In either situation, the gain or loss has tax implications for the investor. These amounts appear on tax forms and either raise the amount of taxes paid by the investor or lower the amount of taxes . As well, for companies these amounts appear on financial statements.
Business Case Studies
This means your company will benefit from the future bond interest payments and also realize the bond’s redemption price upon maturity. Your firm’s accounting records must show capital gains being realized over the years, in the form of the difference between the face value and the discounted amount at which the bonds were purchased. When an investor purchases a bond, they expect to receive interest payments and also get back their principal when the bond matures. However if no reservation has been made to retire the bond at maturity (which is also known as “pre-funding”), and if the issuer defaults on its obligation to make timely repayment, then it can result in a default. A sinking fund refers to the collection of cash or other assets set apart from the firm’s other assets which are used only for a specified purpose.
The company would classify the bond sinking fund as a non-current asset on its balance sheet. -In the equity section, unrealized holding gains and losses are reported in accumulated OCI . Realized gains and losses, dividends, and interest income are included in earnings.

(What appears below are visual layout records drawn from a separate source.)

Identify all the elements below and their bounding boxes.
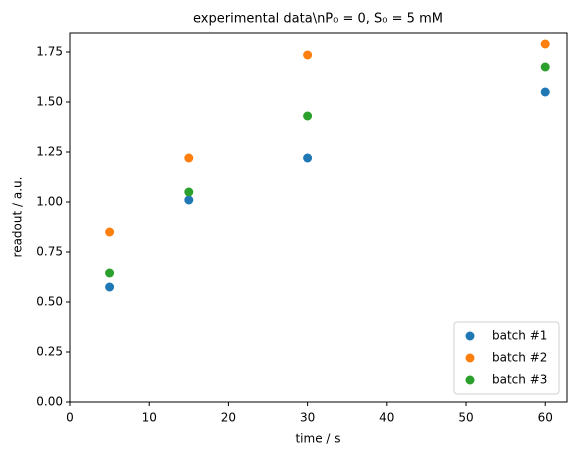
x-tick-label: 50: [458, 411, 473, 425]
plot-frame: [69, 32, 568, 403]
point: [303, 111, 313, 121]
x-tick-label: 20: [221, 411, 236, 425]
x-tick-label: 10: [142, 411, 157, 425]
x-tick-label: 60: [538, 411, 553, 425]
y-tick-label: 0.50: [36, 295, 63, 309]
x-tick-label: 30: [300, 411, 315, 425]
legend-label: batch #2: [492, 351, 547, 365]
point: [303, 50, 313, 60]
legend-label: batch #1: [492, 329, 547, 343]
y-tick-label: 0.75: [36, 245, 63, 259]
point: [105, 282, 115, 292]
point: [540, 39, 550, 49]
legend-marker: [465, 331, 475, 341]
y-tick-label: 0.25: [36, 345, 63, 359]
chart-title: experimental data\nP₀ = 0, S₀ = 5 mM: [193, 12, 443, 27]
point: [184, 153, 194, 163]
point: [540, 62, 550, 72]
y-tick-label: 1.75: [36, 45, 63, 59]
x-axis-label: time / s: [295, 432, 340, 446]
point: [184, 195, 194, 205]
point: [105, 268, 115, 278]
point: [540, 87, 550, 97]
y-tick-label: 1.50: [36, 95, 63, 109]
legend-label: batch #3: [492, 373, 547, 387]
point: [184, 187, 194, 197]
point: [303, 153, 313, 163]
legend-box: [453, 321, 560, 395]
point: [105, 227, 115, 237]
x-tick-label: 0: [66, 411, 74, 425]
x-tick-label: 40: [379, 411, 394, 425]
y-tick-label: 0.00: [36, 395, 63, 409]
y-axis-label: readout / a.u.: [11, 177, 25, 258]
y-tick-label: 1.00: [36, 195, 63, 209]
y-tick-label: 1.25: [36, 145, 63, 159]
legend-marker: [465, 375, 475, 385]
legend-marker: [465, 353, 475, 363]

For the first interest payment, the interest expense is $469 ($9,377 carrying value × 10% market interest rate × 6/ 12 semiannual interest). The semiannual interest paid to bondholders on Dec. 31 is $450 ($10,000 maturity amount of bond × 9% coupon interest rate × 6/ 12 for semiannual payment). The $19 difference between the $469 interest expense and the $450 cash payment is the amount bond sinking fund on balance sheet of the discount amortized. The entry on December 31 to record the interest payment using the effective interest method of amortizing interest is shown on the following page. To illustrate how bond pricing works, assume Lighting Process, Inc. issued $10,000 of ten‐year bonds with a coupon interest rate of 10% and semi‐annual interest payments when the market interest rate is 10%.
- Solve for the ordinary sinking fund annuity payment (\(PMT\)) using Formulas 9.1, 11.1, and 11.2 (rearranging for \(PMT\)).
- However, it is important to remember that there is a certain limit to how many bonds can be bought back before the maturity date.
- The sinking fund provision is really just a pool of money set aside by a corporation to help repay previous issues and keep it more financially stable as it sells bonds to investors.
- See Table 3 for interest expense and carrying value calculations over the life of the bond using the straight‐line method of amortization .
Therefore, creditors or lenders also positively view such a fund and the company. If a company maintains such a fund, it lowers the default risk for the borrowers.